Die geopolitischen Schockwellen aus dem Nahen Osten treffen die deutsche Wirtschaft an ihren internationalen Standorten mit voller Wucht. Das ist das zentrale Ergebnis des AHK World Business Outlooks für das Frühjahr 2026, für den die Deutschen Auslandshandelskammern (AHKs) weltweit über 4.500 auslandsaktive Unternehmen befragt haben. Die Ergebnisse zeichnen das Bild einer Weltwirtschaft, die nach einer kurzen Erholungsphase wieder in den Krisenmodus zurückgefallen ist.

Besonders alarmierend ist der Einbruch bei den Konjunkturerwartungen: Nur noch 21 Prozent der befragten Unternehmen rechnen für die kommenden zwölf Monate mit einer positiven wirtschaftlichen Entwicklung an ihren internationalen Standorten. Demgegenüber gehen 32 Prozent von einer Verschlechterung aus. „Die Hoffnung auf eine konjunkturelle Erholung hat sich zerschlagen“, konstatiert Dr. Volker Treier, Außenwirtschaftschef des Deutschen Industrie- und Handelskammertages (DIHK). „Der Krieg im Nahen Osten führt uns einmal mehr vor Augen, wie anfällig global verflochtene Wertschöpfungsketten sind.“

Diese Unsicherheit schlägt sich direkt in der Investitionsbereitschaft nieder. Der Saldo der Investitionsabsichten sank von 13 auf 9 Punkte und liegt damit deutlich unter dem langjährigen Durchschnitt von 14 Punkten. Zwar planen noch 31 Prozent der Unternehmen höhere Investitionen, doch gleichzeitig wollen 22 Prozent ihren Kapitaleinsatz reduzieren (Herbst 2025: 16 Prozent).
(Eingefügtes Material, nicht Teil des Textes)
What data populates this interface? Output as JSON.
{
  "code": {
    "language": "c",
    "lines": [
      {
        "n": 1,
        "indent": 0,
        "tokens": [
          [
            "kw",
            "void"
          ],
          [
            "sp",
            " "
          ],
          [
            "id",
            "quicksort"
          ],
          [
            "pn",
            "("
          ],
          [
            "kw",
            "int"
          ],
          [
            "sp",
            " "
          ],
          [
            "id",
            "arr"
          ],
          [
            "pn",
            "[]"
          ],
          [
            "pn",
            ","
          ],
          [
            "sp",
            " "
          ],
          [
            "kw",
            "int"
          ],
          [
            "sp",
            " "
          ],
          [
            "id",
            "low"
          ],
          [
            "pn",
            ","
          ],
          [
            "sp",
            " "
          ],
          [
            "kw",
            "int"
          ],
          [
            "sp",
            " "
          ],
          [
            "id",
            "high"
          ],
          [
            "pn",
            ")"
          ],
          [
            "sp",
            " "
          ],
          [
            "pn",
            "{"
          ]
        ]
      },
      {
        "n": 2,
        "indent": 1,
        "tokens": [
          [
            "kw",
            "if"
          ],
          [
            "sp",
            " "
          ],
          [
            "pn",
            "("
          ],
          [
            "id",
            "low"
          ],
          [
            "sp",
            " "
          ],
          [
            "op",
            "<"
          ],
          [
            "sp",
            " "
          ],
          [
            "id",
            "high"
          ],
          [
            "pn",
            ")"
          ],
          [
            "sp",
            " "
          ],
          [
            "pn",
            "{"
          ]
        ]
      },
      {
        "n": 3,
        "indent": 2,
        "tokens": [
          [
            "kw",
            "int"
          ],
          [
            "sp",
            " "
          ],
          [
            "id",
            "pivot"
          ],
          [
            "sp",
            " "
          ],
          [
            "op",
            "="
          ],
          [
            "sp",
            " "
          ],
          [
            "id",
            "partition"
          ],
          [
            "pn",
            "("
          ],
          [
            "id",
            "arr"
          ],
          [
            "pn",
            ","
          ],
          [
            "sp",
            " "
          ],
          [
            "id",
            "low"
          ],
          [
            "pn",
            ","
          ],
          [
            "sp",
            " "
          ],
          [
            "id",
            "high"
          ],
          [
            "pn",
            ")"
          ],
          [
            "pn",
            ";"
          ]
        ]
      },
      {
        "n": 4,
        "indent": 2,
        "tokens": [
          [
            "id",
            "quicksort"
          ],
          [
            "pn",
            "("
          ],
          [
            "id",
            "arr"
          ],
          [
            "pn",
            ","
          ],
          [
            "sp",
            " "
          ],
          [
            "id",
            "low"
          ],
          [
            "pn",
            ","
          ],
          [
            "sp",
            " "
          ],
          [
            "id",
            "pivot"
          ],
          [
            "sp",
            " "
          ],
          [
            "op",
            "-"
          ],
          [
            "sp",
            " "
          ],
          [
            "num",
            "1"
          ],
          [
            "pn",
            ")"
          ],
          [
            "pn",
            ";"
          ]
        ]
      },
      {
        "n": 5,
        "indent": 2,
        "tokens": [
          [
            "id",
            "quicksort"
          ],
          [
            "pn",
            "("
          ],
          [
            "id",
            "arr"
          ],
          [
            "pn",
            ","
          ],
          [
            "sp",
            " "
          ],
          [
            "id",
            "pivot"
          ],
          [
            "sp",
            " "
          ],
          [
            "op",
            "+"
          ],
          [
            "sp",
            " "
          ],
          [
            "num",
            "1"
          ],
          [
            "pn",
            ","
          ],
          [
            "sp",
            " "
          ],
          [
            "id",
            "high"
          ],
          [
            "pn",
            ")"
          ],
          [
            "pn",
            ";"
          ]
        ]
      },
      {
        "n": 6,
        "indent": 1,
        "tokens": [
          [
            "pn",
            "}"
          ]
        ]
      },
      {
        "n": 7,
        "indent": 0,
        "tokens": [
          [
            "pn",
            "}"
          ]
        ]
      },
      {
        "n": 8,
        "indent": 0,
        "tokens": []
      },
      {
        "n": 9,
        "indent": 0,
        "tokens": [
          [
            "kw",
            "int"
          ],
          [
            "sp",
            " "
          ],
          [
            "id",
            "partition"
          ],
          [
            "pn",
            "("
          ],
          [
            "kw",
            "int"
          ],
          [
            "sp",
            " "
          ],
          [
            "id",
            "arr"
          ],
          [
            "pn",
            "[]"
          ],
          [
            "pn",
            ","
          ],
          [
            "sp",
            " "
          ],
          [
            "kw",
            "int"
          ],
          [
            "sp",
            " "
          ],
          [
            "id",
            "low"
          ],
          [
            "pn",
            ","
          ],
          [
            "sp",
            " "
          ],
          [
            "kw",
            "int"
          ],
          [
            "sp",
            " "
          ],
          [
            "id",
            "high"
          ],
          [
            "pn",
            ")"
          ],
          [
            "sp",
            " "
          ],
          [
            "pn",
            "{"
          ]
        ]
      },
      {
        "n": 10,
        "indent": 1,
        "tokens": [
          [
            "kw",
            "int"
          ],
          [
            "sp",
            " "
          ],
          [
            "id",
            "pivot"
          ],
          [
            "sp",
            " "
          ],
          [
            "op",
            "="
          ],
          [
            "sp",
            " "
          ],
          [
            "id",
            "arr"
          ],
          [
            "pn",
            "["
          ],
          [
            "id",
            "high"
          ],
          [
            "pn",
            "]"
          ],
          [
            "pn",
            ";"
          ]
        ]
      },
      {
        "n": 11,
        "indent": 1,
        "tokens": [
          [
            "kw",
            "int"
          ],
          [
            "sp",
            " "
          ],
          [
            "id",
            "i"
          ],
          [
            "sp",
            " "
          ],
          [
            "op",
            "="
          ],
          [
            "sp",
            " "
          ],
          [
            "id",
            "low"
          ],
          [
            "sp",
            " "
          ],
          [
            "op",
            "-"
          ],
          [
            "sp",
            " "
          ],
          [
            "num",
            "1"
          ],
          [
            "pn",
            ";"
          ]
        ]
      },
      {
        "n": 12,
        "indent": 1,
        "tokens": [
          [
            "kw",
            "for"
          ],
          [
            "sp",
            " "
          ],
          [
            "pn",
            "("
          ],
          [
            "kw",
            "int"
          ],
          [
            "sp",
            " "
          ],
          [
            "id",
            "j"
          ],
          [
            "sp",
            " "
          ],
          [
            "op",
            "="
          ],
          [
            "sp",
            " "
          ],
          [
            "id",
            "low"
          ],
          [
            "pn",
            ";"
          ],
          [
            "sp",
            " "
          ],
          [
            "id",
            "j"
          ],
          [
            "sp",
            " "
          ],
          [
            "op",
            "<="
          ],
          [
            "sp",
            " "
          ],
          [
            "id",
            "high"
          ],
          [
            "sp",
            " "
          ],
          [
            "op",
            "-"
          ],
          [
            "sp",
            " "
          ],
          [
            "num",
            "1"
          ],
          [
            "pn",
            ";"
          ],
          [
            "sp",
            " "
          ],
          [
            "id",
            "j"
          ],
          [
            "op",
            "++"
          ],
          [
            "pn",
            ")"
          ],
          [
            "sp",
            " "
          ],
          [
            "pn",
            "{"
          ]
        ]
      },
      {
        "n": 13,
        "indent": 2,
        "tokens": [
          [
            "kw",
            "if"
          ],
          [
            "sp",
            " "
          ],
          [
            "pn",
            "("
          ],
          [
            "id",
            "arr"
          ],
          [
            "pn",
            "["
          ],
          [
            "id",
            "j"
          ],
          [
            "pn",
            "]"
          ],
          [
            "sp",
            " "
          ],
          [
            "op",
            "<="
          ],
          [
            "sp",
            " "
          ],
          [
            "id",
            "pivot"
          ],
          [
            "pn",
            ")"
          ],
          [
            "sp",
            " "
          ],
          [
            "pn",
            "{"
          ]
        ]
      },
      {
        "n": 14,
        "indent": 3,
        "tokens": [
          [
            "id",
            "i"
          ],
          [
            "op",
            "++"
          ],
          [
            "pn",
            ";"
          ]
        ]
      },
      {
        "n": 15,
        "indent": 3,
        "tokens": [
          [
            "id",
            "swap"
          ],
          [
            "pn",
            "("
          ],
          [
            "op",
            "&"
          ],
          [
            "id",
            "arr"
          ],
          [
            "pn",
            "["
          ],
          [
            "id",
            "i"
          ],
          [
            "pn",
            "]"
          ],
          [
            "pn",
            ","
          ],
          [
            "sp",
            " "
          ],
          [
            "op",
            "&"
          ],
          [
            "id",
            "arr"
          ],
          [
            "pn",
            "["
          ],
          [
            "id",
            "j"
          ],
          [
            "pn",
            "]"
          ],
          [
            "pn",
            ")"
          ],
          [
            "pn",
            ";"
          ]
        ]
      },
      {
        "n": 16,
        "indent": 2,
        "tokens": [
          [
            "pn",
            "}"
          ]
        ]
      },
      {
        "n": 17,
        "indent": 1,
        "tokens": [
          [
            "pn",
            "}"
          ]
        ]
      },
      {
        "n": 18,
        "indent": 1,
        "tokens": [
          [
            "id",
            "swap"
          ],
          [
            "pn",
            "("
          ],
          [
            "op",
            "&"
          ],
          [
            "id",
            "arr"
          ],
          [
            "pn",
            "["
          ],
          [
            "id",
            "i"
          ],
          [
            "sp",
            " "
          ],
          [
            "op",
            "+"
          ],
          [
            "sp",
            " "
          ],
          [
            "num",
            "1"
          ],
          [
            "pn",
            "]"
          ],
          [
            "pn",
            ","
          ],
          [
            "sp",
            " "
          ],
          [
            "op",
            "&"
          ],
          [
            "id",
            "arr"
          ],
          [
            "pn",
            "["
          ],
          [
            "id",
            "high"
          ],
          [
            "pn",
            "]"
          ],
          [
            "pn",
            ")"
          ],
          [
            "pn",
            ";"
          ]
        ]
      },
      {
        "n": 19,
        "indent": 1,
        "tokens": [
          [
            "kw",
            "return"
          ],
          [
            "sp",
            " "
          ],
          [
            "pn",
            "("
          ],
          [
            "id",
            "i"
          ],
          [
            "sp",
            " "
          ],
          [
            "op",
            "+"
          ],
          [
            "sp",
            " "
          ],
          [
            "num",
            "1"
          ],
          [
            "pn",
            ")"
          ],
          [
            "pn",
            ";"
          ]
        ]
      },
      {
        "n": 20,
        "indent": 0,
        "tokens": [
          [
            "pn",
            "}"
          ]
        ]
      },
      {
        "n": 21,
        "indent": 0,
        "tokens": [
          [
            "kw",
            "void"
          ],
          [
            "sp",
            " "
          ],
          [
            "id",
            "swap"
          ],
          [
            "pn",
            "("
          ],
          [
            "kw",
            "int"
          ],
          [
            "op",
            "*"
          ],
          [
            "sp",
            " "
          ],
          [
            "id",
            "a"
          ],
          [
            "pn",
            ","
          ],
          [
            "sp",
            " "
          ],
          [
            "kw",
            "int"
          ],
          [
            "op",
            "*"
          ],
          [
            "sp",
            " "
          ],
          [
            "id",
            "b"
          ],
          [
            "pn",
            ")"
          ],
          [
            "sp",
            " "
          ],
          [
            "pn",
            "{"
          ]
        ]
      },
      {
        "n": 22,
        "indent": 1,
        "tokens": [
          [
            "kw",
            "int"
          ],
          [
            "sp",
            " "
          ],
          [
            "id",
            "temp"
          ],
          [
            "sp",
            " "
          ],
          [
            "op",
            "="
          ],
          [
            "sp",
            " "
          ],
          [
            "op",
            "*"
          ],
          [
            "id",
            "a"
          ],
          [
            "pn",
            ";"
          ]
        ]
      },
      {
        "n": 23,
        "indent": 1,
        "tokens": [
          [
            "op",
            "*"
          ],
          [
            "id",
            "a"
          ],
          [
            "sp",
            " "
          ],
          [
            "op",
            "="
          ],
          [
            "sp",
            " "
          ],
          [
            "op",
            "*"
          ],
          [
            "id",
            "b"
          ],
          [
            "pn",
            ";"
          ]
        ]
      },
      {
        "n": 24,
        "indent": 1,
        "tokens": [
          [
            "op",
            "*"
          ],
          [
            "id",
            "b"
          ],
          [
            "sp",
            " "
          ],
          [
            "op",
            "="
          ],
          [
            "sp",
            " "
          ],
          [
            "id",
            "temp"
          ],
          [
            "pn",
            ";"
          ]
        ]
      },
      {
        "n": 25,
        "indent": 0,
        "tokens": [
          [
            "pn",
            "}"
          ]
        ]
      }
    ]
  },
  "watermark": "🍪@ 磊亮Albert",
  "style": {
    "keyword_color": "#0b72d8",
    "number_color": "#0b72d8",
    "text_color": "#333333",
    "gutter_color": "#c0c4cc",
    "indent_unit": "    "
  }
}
Ein Blick auf die Geschäftsrisiken zeigt, wie stark der Nahost-Konflikt und die Blockade der Straße von Hormus die Agenda dominieren. Die Sorge um die Energiepreise hat sich drastisch verschärft: 46 Prozent der Unternehmen sehen in der Preisentwicklung bei Öl und Gas ein Top-Risiko – mehr als doppelt so viele wie noch in der Vorumfrage. Auch die Angst vor Lieferkettenstörungen ist mit 40 Prozent wieder deutlich präsenter. Weitere wesentliche Risikofaktoren bleiben die allgemeine Nachfrage (44 Prozent) und die wirtschaftspolitischen Rahmenbedingungen (42 Prozent).

Interessanterweise hat sich die Bewertung der aktuellen Geschäftslage noch nicht im gleichen Maße verschlechtert wie die Erwartungen. Derzeit bewerten 39 Prozent der Betriebe ihre Lage als gut und 48 Prozent als befriedigend. Dies deutet darauf hin, dass die vollen wirtschaftlichen Konsequenzen der aktuellen Krisen bei vielen Unternehmen erst mit Verzögerung in den Bilanzen ankommen werden. Für das Travel Management bedeutet dieses Umfeld einen anhaltenden Druck zur Kostenkontrolle bei gleichzeitig steigenden Anforderungen an das Risikomanagement.